Chrissie Hynde is one of the very few singers anywhere, from any era, that truly owes the world no explanations. Her name alone in consideration of what she accomplished with The Pretenders is one that for decades has drawn reverie and awe from pundits and professional musicians alike. Hynde may be the living definition of how a woman in rock music can carry herself with confidence and grace. Over her many years, her career was never one beset by desperate sexuality or less than confidant waffling. She always just presented her music with force and power. A fearless presence in the midst of countless others making failed cloying attempts to latch on to the trend of the moment, Hynde instead just performed with conviction, cranking out timeless, seminal songs in the process. The Pretenders as a band has rarely utilized set members since their earliest work, and their latest album Alone was basically Hynde produced by The Black Keys’ Dan Auerbach featuring essentially session musicians. Hynde is now gearing up to release a new solo album. This one is titled Valve Bone Woe and comes out on September 6th. That release date would prove to be a bit troublesome for her show tonight headlining The Hollywood Bowl playing with the legendary Hollywood Bowl Orchestra. To put it simply: it’s hard to front-load a show with songs that most of your fans haven’t had a chance to hear yet, especially when they are all either jazz covers or covers done in the style of jazz.

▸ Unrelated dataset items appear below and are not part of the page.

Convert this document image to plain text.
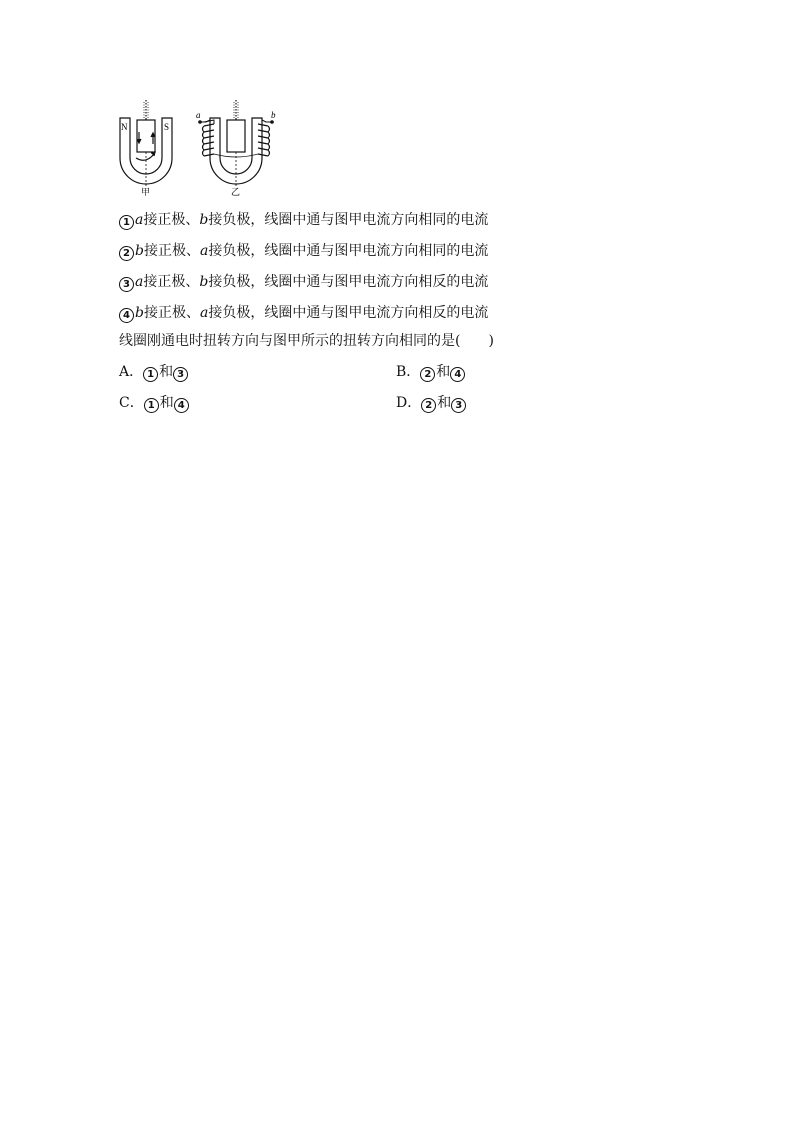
N	S
甲
a	b
乙
1 a接正极、b接负极，线圈中通与图甲电流方向相同的电流
2 b接正极、a接负极，线圈中通与图甲电流方向相同的电流
3 a接正极、b接负极，线圈中通与图甲电流方向相反的电流
4 b接正极、a接负极，线圈中通与图甲电流方向相反的电流
线圈刚通电时扭转方向与图甲所示的扭转方向相同的是(　　)
A． 1 和 3	B． 2 和 4
C． 1 和 4	D． 2 和 3
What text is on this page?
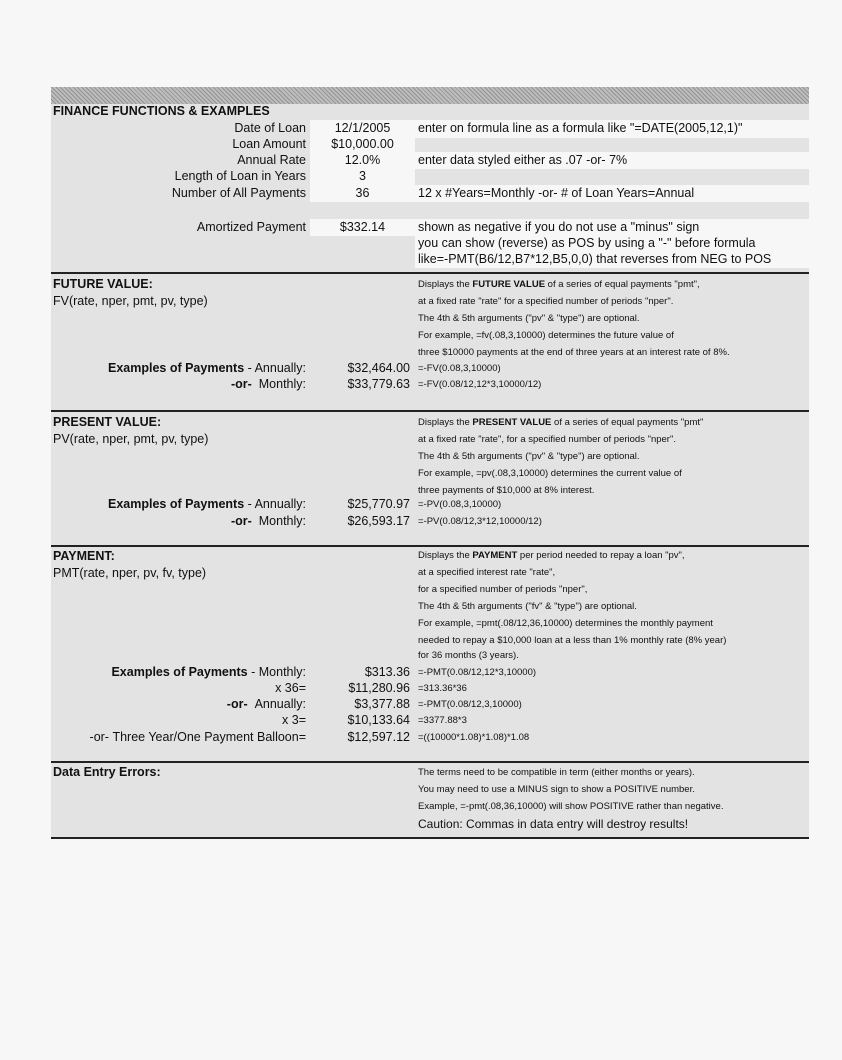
FINANCE FUNCTIONS & EXAMPLES
Date of Loan	12/1/2005	enter on formula line as a formula like "=DATE(2005,12,1)"
Loan Amount	$10,000.00
Annual Rate	12.0%	enter data styled either as .07 -or- 7%
Length of Loan in Years	3
Number of All Payments	36	12 x #Years=Monthly -or- # of Loan Years=Annual
Amortized Payment	$332.14	shown as negative if you do not use a "minus" sign
you can show (reverse) as POS by using a "-" before formula
like=-PMT(B6/12,B7*12,B5,0,0) that reverses from NEG to POS
FUTURE VALUE:
FV(rate, nper, pmt, pv, type)
Displays the FUTURE VALUE of a series of equal payments "pmt",
at a fixed rate "rate" for a specified number of periods "nper".
The 4th & 5th arguments ("pv" & "type") are optional.
For example, =fv(.08,3,10000) determines the future value of
three $10000 payments at the end of three years at an interest rate of 8%.
Examples of Payments - Annually:	$32,464.00 =-FV(0.08,3,10000)
-or- Monthly:	$33,779.63 =-FV(0.08/12,12*3,10000/12)
PRESENT VALUE:
PV(rate, nper, pmt, pv, type)
Displays the PRESENT VALUE of a series of equal payments "pmt"
at a fixed rate "rate", for a specified number of periods "nper".
The 4th & 5th arguments ("pv" & "type") are optional.
For example, =pv(.08,3,10000) determines the current value of
three payments of $10,000 at 8% interest.
Examples of Payments - Annually:	$25,770.97 =-PV(0.08,3,10000)
-or- Monthly:	$26,593.17 =-PV(0.08/12,3*12,10000/12)
PAYMENT:
PMT(rate, nper, pv, fv, type)
Displays the PAYMENT per period needed to repay a loan "pv",
at a specified interest rate "rate",
for a specified number of periods "nper",
The 4th & 5th arguments ("fv" & "type") are optional.
For example, =pmt(.08/12,36,10000) determines the monthly payment
needed to repay a $10,000 loan at a less than 1% monthly rate (8% year)
for 36 months (3 years).
Examples of Payments - Monthly:	$313.36 =-PMT(0.08/12,12*3,10000)
x 36=	$11,280.96 =313.36*36
-or- Annually:	$3,377.88 =-PMT(0.08/12,3,10000)
x 3=	$10,133.64 =3377.88*3
-or- Three Year/One Payment Balloon=	$12,597.12 =((10000*1.08)*1.08)*1.08
Data Entry Errors:	The terms need to be compatible in term (either months or years).
You may need to use a MINUS sign to show a POSITIVE number.
Example, =-pmt(.08,36,10000) will show POSITIVE rather than negative.
Caution: Commas in data entry will destroy results!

The show opened simply with just the Hollywood Bowl Orchestra conducted by Thomas Wilkins. Wilkins led the H.B.O. through a series of playful yet serious Duke Ellington orchestral numbers, “King of the Magi” and “Martin Luther King.” He was then joined by Hynde’s backing band for an instrumental take on John Coltrane’s plaintive “Naima.” Hynde slowly walked out to center stage next and joined the players for three songs from her upcoming Valve Bone Woe album: covers of The Beach Boys’ “Caroline, No,” the Antonio Carlos Jobim/Joao Gilberto number “Once I Loved” and Hoagy Carmichael’s “I Get Along Without You Very Well (Except Sometimes).” Each was slow and studied, a ruminating take on songs modern audiences would scarcely be aware of. Hynde sang each with careful nuance, ladling out each line with her trademark vibrato. The crowd raced to its feet for the first classic cut of the night, early career hit “Brass in Pocket,” the set instantly teleporting from jazz to rock. Hynde rushed off stage quickly saying only, “We’ll be back!” Apparently, an intermission was needed, though never exactly explained for the audience.
Following the intermission, Hynde, her band the Hollywood Bowl Orchestra returned for another batch of jazzy numbers from her upcoming album. The Jimmy Williams/Larry Harrison staple “How Glad I Am” came first followed by the Johnny Matthis song “Wild is the Wind.” While both were charming and pretty sounding, neither truly captured the spirit that Hynde has perfectly embodied throughout her entire career. That bold and unwavering spirit that her voice invokes, a steady and cathartic emanation, just isn’t served by a calm, soothing tone. She followed those covers with a take on the Bob Merrill/Julia Styne written Barbara Streisand song “Absent Minded Me.” It seemed to be one Hynde was fond of performing having discovered it as a b-side when originally released, but ultimately just cemented how this approach just doesn’t play to her strengths. “Hymn to Her” another Pretenders classic was done with minimum instrumentation, bringing the set back to the mold that so enraptures her fans.
The last six songs of the set–all Pretenders songs–were a slingshot further in that direction. Early career hit “Talk of the Town” brought the set back to a lively energy. Hometown ode “My City Was Gone” bounded forth anchored by its solid bassline while “Message of Love” was pounding new wave skronk allowing for Hynde to frenetically utter numerous lines. One of The Pretenders’ earliest singles “Kid” followed those songs up powerfully, the song eschewing the pretentiousness of the time it was written in for a mirthful, danceable romp. The set ended with three of their biggest hits. First came arguably The Pretenders’ biggest hit, the comforting “Back on the Chain Gang.” That was outdone in decent measure by the equal parts hopeful and whimsical number, “Don’t Get Me Wrong.” The notes here twinkled out like stars while the crowd danced along with elated glee. And last but certainly not least, Hynde ended with the monster of a ballad, “I’ll Stand By You.” Hynde introduced the song confessing that when she wrote it with Billy Steinberg and Tom Kelly for the album The Last of the Independents that she thought they were aiming too much for a radio hit. Regardless of the intent, it worked and gave the band one of their longest enduring hits. Here it was a triumphant finale, using the H.B.O. for a swell of instrumentation as the song approached its final reprise and an epic sermon on devotion and commitment.
There’s no question that Hynde might be one of the most important voices in the history of rock and roll, and truly need not apologize to any man, woman or child. What she wants to do, it’s probably wise for us all to take heed and listen. This show though might have benefited simply from bookending this new experiment in jazzy material in between a bevy of The Pretenders’ incredible material, or at least, waiting until fans have had a chance to sit with the new music a while after release.